Add a mountain lion to the colorful lore connected to the Western States 100 ultramarathon that finished in Auburn this weekend.
Veteran European ultra competitor Ildiko Wermescher reported an encounter on the trail with a mountain lion Saturday, State Parks Supervising Ranger Scott Liske said Monday.
“She was running solo and was shaken up by it,” Liske said.
Wermescher, a professional distance runner sponsored by Swiss outdoor equipment maker Mammut, reported sighting the cougar in the dark on Western States Trail near Brown’s Bar, 10 miles from the Auburn finish line.
Wermescher, 52, ran back until she came into contact with two other runners and they proceeded together to Auburn without further incident, Liske said. Wermescher, who has also competed under the German flag, finished eighth among women entrants, completing the grueling run just before 3 a.m. Sunday in 21 hours 50 minutes and 32 seconds.
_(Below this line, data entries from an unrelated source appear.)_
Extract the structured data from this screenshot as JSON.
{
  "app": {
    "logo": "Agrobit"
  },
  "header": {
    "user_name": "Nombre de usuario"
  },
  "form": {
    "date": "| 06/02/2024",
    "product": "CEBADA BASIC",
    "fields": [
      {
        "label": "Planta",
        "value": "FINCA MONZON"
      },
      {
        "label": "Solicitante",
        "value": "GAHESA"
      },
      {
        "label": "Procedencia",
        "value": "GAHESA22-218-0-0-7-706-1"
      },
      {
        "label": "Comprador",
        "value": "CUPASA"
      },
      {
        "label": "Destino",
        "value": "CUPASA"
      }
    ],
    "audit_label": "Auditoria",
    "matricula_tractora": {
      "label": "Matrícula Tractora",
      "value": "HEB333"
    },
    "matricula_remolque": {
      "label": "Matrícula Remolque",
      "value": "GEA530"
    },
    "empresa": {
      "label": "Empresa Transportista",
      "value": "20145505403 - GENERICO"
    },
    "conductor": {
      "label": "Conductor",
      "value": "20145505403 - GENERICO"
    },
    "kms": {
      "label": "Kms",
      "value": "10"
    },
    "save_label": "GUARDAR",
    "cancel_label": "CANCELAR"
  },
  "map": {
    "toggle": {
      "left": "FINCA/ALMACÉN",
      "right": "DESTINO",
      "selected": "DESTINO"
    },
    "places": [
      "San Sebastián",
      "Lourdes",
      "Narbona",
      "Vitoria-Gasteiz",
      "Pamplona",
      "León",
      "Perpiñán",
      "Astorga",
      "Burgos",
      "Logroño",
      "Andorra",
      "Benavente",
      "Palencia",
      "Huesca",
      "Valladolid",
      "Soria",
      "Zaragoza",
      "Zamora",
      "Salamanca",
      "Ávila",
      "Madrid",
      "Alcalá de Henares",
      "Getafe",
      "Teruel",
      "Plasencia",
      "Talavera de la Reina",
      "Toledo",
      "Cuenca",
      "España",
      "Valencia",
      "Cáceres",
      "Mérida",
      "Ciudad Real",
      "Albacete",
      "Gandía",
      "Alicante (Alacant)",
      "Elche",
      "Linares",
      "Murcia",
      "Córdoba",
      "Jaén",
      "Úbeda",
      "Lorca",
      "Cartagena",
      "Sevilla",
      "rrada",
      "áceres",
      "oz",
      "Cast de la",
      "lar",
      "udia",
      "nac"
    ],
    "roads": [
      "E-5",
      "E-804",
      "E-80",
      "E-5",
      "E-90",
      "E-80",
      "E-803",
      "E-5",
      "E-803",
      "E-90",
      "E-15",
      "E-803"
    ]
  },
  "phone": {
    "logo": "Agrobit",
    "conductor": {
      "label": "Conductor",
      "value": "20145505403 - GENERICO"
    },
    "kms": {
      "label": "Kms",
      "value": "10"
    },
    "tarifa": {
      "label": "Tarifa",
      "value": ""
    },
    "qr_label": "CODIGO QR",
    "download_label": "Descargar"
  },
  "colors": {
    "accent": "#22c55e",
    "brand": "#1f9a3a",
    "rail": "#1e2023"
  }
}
While sightings by Western States 100 runners of mountain lions during the early summer ultramarathon have not been reported in the past, the 2011 edition of the run included an encounter by eventual second-place finisher Kami Semick with three bears as she started the final uphill ascent from the American River canyon past Mountain Quarries Railroad Bridge. In that incident, a mother bear jumped onto the trail from a tree and started hissing at Semick and her pacer.
More runners gathered on the trail and were able to gather enough courage to go around the mother and two cubs.
The Tevis Cup 100-mile horse ride – scheduled for Aug. 5 this summer – had a mountain lion sighting last year near the trail, but not close enough for ride officials to inform participants during the event. The sighting was in the Michigan Bluff area. A volunteer reported driving out of the veterinary aid station and seeing the cougar crossing the road.
Saturday’s sighting came eerily close to the location of a mountain lion attack that killed runner Barbara Schoener on a section of the Western States Trail near Auburn Lake Trails in El DoradoCounty in April 1994.
The state Department of Fish and Wildlife’s count shows 14 mountain lion attacks on human in California since 1986, including three that were fatal. The department estimates there are 4,000 to 6,000 mountain lions roaming statewide.
To avoid mountain lion encounters and stay safe, authorities recommend never hiking, biking or running alone. Hikers and runners in mountain lion country should avoid trails when cougars are most active – dawn, dusk and at night. Children should be watched closely at all times and mountain lions should never be approached.
The Department of Fish and Wildlife recommends facing the mountain lion during an encounter, not running. Instead, people should make noises, wave their arms and throw rocks or other objects. And, if attacked, fight back, Fish and Wildlife says.